Experiential versus attitudinal topic types and task performance in EFL monologues
Abstract
With the aim of contributing to the existing literature on the relationships between task and topic facets, discourse features, topic familiarity, and task performance in speaking, this study used EFL monologues to examine how two different sets of topics―experiences/preferences versus opinions/attitudes―relate to task performance. The task performance was measured using discourse features, including how language elicited was complex, fluent, and lexically diverse. The study also explores how discourse features themselves relate to one another across the two sets of topics.
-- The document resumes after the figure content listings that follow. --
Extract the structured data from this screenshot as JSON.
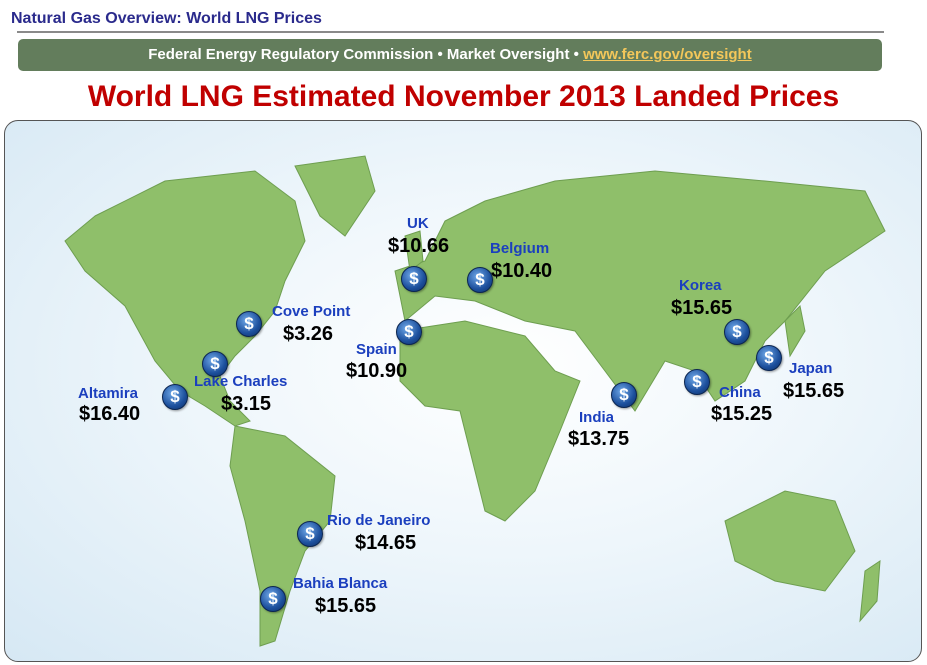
{
  "header": {
    "title": "Natural Gas Overview: World LNG Prices"
  },
  "banner": {
    "text": "Federal Energy Regulatory Commission • Market Oversight • ",
    "link": "www.ferc.gov/oversight"
  },
  "main_title": "World LNG Estimated November 2013 Landed Prices",
  "colors": {
    "title": "#c00000",
    "banner": "#637d5c",
    "link": "#f3c75a",
    "land": "#8fbf6a",
    "label": "#1b3fbe"
  },
  "marker_icon": "dollar-coin-icon",
  "marker_symbol": "$",
  "locations": [
    {
      "name": "UK",
      "price": "$10.66"
    },
    {
      "name": "Belgium",
      "price": "$10.40"
    },
    {
      "name": "Cove Point",
      "price": "$3.26"
    },
    {
      "name": "Spain",
      "price": "$10.90"
    },
    {
      "name": "Lake Charles",
      "price": "$3.15"
    },
    {
      "name": "Altamira",
      "price": "$16.40"
    },
    {
      "name": "Korea",
      "price": "$15.65"
    },
    {
      "name": "Japan",
      "price": "$15.65"
    },
    {
      "name": "China",
      "price": "$15.25"
    },
    {
      "name": "India",
      "price": "$13.75"
    },
    {
      "name": "Rio de Janeiro",
      "price": "$14.65"
    },
    {
      "name": "Bahia Blanca",
      "price": "$15.65"
    }
  ]
}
The data for the study came from monologues performed by 63 adult EFL learners at the intermediate level of an intensive English program in Saudi Arabia. The learners produced the monologues in response to two summative tests (i.e., Test 1: experiences & preferences and Test 2: opinions & attitudes). Using parametric statistical analyses (incl., the paired samples T-test and the Pearson correlation), it was found that while experiences and preferences evoked more fluent language than did opinions and attitudes, the latter elicited more complex and lexically diverse language. Also, a significant, positive correlation existed between fluency and complexity for experiences and preferences, whereas lexical diversity was significantly positively correlated with complexity for opinions and attitudes. The study report concludes with practical implications for enhancing task performance of monologues in the areas of complexity, fluency, and lexical diversity.